Monday, March 12, 2007

A Call to Arms: Why Blog?

It's a Beginning

This article, though from the NYT, gets an idea about the purpose and usefulness of blogging.

Instead of a journalist pontificating from afar about bloggers and their inferior roles they play in the media landscape, this article covers the coverage given to the Scooter Libby trial by Firedoglake, a superior liberal blog. I thought this got to the matter at hand: What the hell is blogging and what is it for?

Here's what a Mr. Robert A. Cox, president of the Media Bloggers Association says:

"My goal is to get judges to think of bloggers as citizen journalists who should get the same protections as other journalists get,"

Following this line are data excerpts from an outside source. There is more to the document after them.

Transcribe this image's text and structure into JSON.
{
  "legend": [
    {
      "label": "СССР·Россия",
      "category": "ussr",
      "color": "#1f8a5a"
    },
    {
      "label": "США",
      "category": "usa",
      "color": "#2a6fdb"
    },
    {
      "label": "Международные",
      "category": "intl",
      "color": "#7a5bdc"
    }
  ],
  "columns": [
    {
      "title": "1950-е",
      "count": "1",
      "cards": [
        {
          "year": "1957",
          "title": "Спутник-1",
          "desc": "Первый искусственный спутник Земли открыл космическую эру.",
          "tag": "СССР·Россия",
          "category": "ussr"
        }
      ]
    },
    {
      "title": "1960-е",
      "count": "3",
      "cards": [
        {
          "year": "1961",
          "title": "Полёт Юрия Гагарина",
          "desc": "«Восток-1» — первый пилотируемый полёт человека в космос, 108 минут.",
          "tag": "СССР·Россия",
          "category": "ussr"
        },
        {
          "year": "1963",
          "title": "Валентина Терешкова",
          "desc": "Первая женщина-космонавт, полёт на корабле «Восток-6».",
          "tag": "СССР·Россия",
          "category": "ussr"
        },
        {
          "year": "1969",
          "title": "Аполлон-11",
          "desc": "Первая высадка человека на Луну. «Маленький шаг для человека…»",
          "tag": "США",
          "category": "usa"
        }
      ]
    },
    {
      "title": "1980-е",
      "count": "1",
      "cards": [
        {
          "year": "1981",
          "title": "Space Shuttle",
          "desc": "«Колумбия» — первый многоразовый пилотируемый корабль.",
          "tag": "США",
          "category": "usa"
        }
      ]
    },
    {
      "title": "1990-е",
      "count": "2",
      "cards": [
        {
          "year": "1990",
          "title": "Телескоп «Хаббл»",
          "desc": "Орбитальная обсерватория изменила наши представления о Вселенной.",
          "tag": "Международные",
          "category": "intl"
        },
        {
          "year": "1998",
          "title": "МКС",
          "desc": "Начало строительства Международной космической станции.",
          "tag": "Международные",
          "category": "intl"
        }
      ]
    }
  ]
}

This is where the future is my friends, straight back to the older days when you had a press, you had an opinion:
Even as they exploit the newest technologies, the Libby trial bloggers are a throwback to a journalistic style of decades ago, when many reporters made no pretense of political neutrality. Compared with the sober, neutral drudges of the establishment press, the bloggers are class clowns and crusaders, satirists and scolds.


What can I say? We look around us today and find the old names of newspapers, don't be surprised to find one call a Democrat or Republican. American or even European Press was rooted in partisanship. It was always a tool for informing you and yours. It is also a means of state-control. That is something we must fight with national media in Washington and in our own states.

As Firedoglake puts it:
Ms. Hamsher describes the blog as "a collective watering hole" where contributors with diverse expertise "scour every possible source for information and then pool their resources."



Blogging is not a substitute for journalism, but it is a tool to increase the information for readers and writers and get under the narrative of a established forms of media. Nothing can be more subversive. The rest stems from there.